L’ordonnance « délais » n°2020-306 du 25 mars 2020 modifiée le 15 avril 2020 est à nouveau modifiée dans le prolongement de l’adoption de la loi n° 2020-546 du 11 mai 2020 ayant finalement prorogé l'état d'urgence sanitaire au 10 juillet 2020[1].

Pour mémoire, cette ordonnance fixait la période juridiquement protégée (PJP) par référence à la durée de l’Etat d’urgence sanitaire (EUS) « déclaré dans les conditions de l’article 4 de la loi du 23 mars 2020 » (Art. I. 1er, initialement jusqu’au 23 mai 2020).

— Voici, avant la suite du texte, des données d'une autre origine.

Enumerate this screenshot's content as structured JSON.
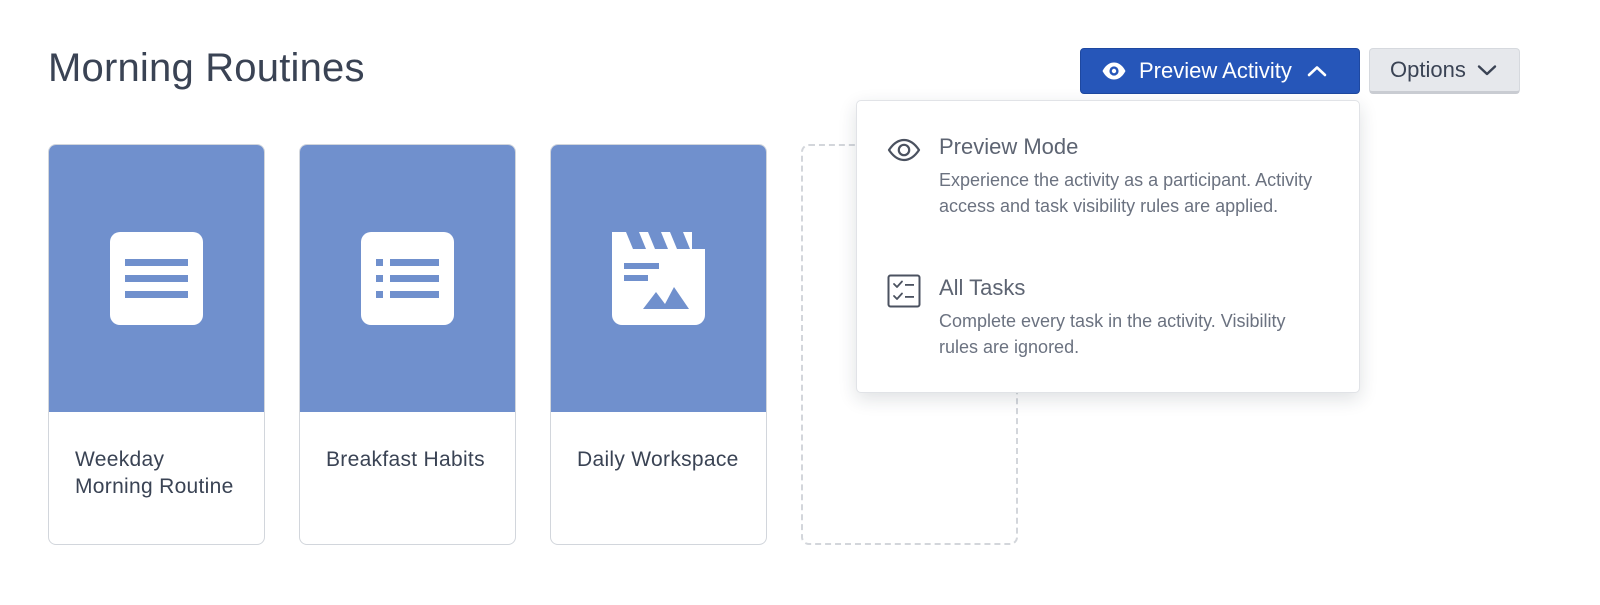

Du fait de la nouvelle loi et de la prorogation de l’état d’urgence sanitaire, le gouvernement devait se décider sur le maintien de l’alignement des deux périodes (PJP et EUS) ou leur déconnexion (v. notre newsletter du 4 mai 2020).

C’est la seconde option qui a été retenue motif pris de l’allègement du confinement du 11 mai 2020 permettant aux acteurs économiques de procéder aux actes et formalités prescrits par la loi[2].

Dans ces conditions :

  • La période juridiquement protégée (PJP) est désolidarisée de la durée de l’Etat d’urgence sanitaire (EUS).
  • La fin de la période juridiquement protégée (PJP) est fixée à la date du 23 juin 2020 et le point de départ des durées de suspension ou de prorogation en matière de délais échus du 12 mars au 23 juin 2020 sera donc invariablement le 23 juin 2020.

 

1. Délais de procédure civile ou sous peine de sanction

 

Désormais, la situation est la suivante :

 

  • Les délais concernés(nouvelle PJP) : Tous ceux expirant entre le 12 mars 2020 et le 23 juin 2020 à minuit[3].(Art. 1 de l’Ordonnance « délais » n°2020-306 du 25 mars 2020)

 

  • Sa large application (inchangée) :

Les actes, recours, actions en justice, formalités, inscription, déclarations, notifications ou publications, prescrits par la loi ou le règlement, à peine de nullité, sanction, caducité, forclusion, prescription, inopposabilité, irrecevabilité, désistement d’office, péremption, application d’un régime particulier, non avenu ou déchéance d’un droit quelconque. (Art. 2 de l’Ordonnance « délais » n°2020-306 du 25 mars 2020)

 

  • Les modalités d’aménagement (nouvelle période juridiquement protégée) :

Prorogation des termes échus, pour leur durée initiale, à compter de la fin de la période juridiquement protégée, soit à compter du 23 juin 2020[4], sans que cette durée ne puisse cependant dépasser deux mois. (Art. 2 de l’Ordonnance « délais » n°2020-306 du 25 mars 2020)

 

 

Première conséquence (inchangée) : que le délai ait expiré le 13 mars 2020, le 15 avril 2020, ou le 22 juin 2020, les mêmes règles s’appliqueront.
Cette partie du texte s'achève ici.